New Delhi: The month of March is very crucial for investments. Since the end of the financial year falls in the month of March, several deadlines are also pegged to the month automatically. If you are a subscriber of Public Provident Fund (PPF) and Sukanya Samriddhi Yojana, March 31 deadline is significant for you. 

The Minimum Amount for opening of account and maximum balance that can be retained for both Public Provident Fund and Sukanya Samriddhi Yojana is the end of a financial year. Hence, if you have not deposited the minimum balance before the end of the financial year (March 31), your account will be rendered inactive.

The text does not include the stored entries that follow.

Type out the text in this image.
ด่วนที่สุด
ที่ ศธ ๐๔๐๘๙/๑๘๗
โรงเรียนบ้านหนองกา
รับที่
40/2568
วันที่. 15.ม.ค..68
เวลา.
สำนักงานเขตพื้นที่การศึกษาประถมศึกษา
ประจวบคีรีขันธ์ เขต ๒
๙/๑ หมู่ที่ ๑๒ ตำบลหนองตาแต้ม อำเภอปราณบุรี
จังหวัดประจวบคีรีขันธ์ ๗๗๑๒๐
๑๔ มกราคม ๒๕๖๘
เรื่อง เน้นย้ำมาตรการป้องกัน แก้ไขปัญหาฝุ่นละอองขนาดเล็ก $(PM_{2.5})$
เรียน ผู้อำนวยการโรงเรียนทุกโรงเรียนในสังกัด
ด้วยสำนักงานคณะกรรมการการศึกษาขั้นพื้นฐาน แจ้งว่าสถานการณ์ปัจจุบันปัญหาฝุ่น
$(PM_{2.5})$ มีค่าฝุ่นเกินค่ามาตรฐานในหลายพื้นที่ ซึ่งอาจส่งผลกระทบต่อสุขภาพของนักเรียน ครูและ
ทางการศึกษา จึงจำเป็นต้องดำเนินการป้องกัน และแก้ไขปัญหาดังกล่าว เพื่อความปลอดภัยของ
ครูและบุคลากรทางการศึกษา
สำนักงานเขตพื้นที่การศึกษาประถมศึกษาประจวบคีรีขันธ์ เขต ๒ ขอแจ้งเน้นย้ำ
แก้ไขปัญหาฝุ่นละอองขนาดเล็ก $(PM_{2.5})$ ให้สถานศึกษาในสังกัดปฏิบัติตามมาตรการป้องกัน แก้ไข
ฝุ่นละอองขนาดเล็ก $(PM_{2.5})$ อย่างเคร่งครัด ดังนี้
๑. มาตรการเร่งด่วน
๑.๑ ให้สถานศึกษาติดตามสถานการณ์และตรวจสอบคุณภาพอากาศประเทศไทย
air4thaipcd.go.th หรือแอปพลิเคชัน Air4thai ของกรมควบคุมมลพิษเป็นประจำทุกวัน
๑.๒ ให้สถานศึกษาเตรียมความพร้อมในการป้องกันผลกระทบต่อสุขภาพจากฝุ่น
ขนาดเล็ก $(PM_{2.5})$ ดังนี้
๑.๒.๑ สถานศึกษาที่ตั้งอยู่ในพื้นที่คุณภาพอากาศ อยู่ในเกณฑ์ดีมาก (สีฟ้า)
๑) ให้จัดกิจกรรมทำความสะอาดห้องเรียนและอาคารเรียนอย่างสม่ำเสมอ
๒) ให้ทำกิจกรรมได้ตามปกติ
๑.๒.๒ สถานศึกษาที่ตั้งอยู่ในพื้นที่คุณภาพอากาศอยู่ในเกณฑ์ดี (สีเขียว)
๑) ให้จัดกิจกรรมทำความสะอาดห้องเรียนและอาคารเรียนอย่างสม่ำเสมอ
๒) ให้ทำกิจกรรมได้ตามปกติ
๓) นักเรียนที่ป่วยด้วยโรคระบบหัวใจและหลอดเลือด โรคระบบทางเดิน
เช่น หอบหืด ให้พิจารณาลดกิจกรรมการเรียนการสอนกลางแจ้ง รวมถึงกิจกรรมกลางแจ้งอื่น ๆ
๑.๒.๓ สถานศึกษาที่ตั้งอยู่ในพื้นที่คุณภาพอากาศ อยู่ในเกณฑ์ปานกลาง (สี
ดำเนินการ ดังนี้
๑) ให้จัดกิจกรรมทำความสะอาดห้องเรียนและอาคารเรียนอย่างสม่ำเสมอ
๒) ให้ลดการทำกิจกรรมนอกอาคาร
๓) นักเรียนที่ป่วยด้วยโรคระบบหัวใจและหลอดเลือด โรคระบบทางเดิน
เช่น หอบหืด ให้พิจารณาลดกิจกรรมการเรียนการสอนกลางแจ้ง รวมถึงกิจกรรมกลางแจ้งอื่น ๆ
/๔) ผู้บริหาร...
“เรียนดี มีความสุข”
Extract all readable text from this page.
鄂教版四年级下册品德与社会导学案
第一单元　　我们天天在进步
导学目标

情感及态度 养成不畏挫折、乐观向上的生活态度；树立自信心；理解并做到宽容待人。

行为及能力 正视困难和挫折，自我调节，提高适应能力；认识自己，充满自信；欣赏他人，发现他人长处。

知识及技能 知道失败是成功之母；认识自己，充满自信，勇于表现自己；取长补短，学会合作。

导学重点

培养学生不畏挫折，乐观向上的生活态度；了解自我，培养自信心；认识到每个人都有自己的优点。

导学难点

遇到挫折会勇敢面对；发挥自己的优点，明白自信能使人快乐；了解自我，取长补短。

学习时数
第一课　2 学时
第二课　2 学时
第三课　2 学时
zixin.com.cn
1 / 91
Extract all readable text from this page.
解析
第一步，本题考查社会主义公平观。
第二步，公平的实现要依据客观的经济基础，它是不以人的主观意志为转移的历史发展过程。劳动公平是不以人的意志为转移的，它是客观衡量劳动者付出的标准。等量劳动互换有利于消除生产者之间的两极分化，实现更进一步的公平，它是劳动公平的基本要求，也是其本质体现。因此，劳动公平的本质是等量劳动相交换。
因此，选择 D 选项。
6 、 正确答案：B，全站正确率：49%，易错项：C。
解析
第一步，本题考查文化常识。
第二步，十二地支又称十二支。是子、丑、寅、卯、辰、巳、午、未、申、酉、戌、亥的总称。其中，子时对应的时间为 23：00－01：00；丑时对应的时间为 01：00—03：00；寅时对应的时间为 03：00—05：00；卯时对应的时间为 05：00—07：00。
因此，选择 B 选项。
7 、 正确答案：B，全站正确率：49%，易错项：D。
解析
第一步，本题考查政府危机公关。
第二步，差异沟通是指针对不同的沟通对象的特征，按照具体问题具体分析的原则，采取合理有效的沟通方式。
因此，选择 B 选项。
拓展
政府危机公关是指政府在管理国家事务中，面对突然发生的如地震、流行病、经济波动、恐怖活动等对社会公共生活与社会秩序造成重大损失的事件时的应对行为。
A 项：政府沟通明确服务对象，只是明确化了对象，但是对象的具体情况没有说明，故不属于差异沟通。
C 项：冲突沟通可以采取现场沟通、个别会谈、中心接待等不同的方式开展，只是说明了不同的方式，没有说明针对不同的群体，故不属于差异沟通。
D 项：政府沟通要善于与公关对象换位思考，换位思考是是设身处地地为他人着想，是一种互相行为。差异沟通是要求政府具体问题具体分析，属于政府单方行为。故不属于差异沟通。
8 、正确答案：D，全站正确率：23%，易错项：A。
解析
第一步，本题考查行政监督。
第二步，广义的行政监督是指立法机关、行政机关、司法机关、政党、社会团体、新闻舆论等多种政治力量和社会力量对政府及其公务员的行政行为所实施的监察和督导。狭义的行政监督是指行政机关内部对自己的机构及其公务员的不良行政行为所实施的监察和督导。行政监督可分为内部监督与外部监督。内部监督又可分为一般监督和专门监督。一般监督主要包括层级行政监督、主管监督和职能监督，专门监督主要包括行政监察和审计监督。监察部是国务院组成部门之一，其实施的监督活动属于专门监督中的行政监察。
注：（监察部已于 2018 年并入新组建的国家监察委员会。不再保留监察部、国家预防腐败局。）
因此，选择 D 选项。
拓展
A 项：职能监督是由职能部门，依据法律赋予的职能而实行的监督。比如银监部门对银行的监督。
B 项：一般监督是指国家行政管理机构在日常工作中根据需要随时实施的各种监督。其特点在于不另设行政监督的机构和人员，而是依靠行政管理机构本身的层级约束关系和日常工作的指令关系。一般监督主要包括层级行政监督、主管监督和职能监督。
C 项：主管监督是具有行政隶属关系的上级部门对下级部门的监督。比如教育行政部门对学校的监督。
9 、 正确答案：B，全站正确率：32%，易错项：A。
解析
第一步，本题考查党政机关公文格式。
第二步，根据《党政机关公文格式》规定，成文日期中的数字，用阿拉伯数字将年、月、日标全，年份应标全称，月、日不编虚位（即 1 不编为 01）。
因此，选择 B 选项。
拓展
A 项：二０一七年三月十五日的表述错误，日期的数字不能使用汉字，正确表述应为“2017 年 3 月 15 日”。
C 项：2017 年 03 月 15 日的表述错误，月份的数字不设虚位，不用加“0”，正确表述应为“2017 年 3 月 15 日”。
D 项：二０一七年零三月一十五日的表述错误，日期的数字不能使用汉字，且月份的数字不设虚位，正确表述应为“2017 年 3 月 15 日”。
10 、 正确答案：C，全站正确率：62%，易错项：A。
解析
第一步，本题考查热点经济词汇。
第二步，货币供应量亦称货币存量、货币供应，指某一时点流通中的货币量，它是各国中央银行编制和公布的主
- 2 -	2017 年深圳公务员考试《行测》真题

Incase you have not deposited the minimum balance in PPF or Sukanya Samriddhi scheme, you should do this before the end of this month. While those who have already made their deposits, they must not worry.

For Sukanya Samriddhi Accounts, the Rate of interest 7.6% Per Annum (with effect from 01-04-2020 ),calculated on yearly basis ,Yearly compounded. For Sukanya Samriddhi Accounts, minimum Rs 250 and Maximum Rs 1.5 lakh can be deposited in a financial year. Subsequent deposit in multiple of Rs 50 deposits can be made in lump-sum. There is no limit on number of deposits either in a month or in a Financial year.

For Public Provident Fund, the interest rates are 7.1 % per annum (compounded yearly) from 01.04.2020. The minimum balance for PPF IS Rs 500 while maximum Rs 1.5 lakh can be deposited in a financial year. Deposits can be made in lump-sum or in installments.